AaronBallman wrote:

> Interesting, though reading through that I didn't see any mentions of 
> implicit casts. It's simply stating that they can do casting if the target 
> lists them as a subset.

That matches my understanding -- implicit or explicit casts require a subset 
relationship, as best I understand.

> Also it's worth noting that in the documentation it has stuff like __X char 
> x, y, z which is a warning in clang due to how type level attributes work 
> https://godbolt.org/z/Pfv36nEdq.

This is because the TR was written before we had attributes. AIUI, the TR is 
written with the idea that address spaces are specified via qualifiers (so more 
like `__global__`, for example). But the important bit is that the address 
space is a property of the type (and for `[[]]` attributes, there's specific 
syntactic requirements for where the attribute has to be written to apply to 
the type).

> Maybe someone who reads better standardese than me can help with this.

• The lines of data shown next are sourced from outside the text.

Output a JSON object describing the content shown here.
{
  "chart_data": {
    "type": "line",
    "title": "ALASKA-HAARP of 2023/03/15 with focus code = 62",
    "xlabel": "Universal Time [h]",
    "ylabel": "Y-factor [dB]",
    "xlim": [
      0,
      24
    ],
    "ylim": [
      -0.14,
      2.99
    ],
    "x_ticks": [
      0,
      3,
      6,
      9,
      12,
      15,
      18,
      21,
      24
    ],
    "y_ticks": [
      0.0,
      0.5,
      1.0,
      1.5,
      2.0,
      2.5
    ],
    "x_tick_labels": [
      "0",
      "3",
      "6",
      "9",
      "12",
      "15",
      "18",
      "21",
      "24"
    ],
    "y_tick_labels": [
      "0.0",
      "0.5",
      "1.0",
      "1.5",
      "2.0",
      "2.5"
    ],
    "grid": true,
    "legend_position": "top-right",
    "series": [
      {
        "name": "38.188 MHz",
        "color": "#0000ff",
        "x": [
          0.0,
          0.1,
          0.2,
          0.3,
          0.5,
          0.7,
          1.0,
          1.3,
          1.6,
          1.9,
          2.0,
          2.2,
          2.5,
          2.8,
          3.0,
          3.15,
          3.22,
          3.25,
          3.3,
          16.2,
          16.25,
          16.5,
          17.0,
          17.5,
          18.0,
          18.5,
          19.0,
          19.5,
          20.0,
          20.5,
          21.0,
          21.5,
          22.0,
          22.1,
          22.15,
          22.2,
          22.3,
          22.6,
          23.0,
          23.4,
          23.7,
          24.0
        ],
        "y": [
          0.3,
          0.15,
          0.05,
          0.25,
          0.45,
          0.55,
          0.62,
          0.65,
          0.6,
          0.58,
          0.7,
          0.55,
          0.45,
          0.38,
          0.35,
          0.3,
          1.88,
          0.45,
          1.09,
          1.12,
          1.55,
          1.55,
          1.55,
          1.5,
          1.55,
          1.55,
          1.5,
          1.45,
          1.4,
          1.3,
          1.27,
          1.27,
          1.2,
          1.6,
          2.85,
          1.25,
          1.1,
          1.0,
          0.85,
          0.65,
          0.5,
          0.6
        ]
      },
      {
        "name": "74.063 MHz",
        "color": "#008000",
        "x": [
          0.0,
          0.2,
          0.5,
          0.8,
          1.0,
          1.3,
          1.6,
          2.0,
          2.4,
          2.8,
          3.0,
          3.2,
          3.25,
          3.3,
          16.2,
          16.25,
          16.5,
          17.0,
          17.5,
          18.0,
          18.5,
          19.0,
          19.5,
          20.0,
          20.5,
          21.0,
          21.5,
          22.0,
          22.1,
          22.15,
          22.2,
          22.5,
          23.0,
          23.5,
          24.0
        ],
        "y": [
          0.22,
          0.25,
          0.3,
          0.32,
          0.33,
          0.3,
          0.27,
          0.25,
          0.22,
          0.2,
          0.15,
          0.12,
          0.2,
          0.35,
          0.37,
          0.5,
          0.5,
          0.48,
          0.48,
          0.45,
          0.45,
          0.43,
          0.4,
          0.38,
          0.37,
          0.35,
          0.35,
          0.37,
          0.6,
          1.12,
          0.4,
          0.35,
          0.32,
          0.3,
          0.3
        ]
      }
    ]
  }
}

My 
> ultimate goal is to make this legal when targeting NVPTX or AMDGPU, which is 
> easily done by stating that DefaultAS is a superset of these other AS's. Let 
> me know if making this target dependent is a good idea.
> ```
> void *foo(void [[clang::addrspace(3) *p) { return p; }
> ```

Making sure I understand your example, you want a pointer in the generic 
address space to an object in address space three? As opposed to `void * 
[[clang::address_space(3)]] p` which would be a pointer in address space three 
to an object in the generic address space?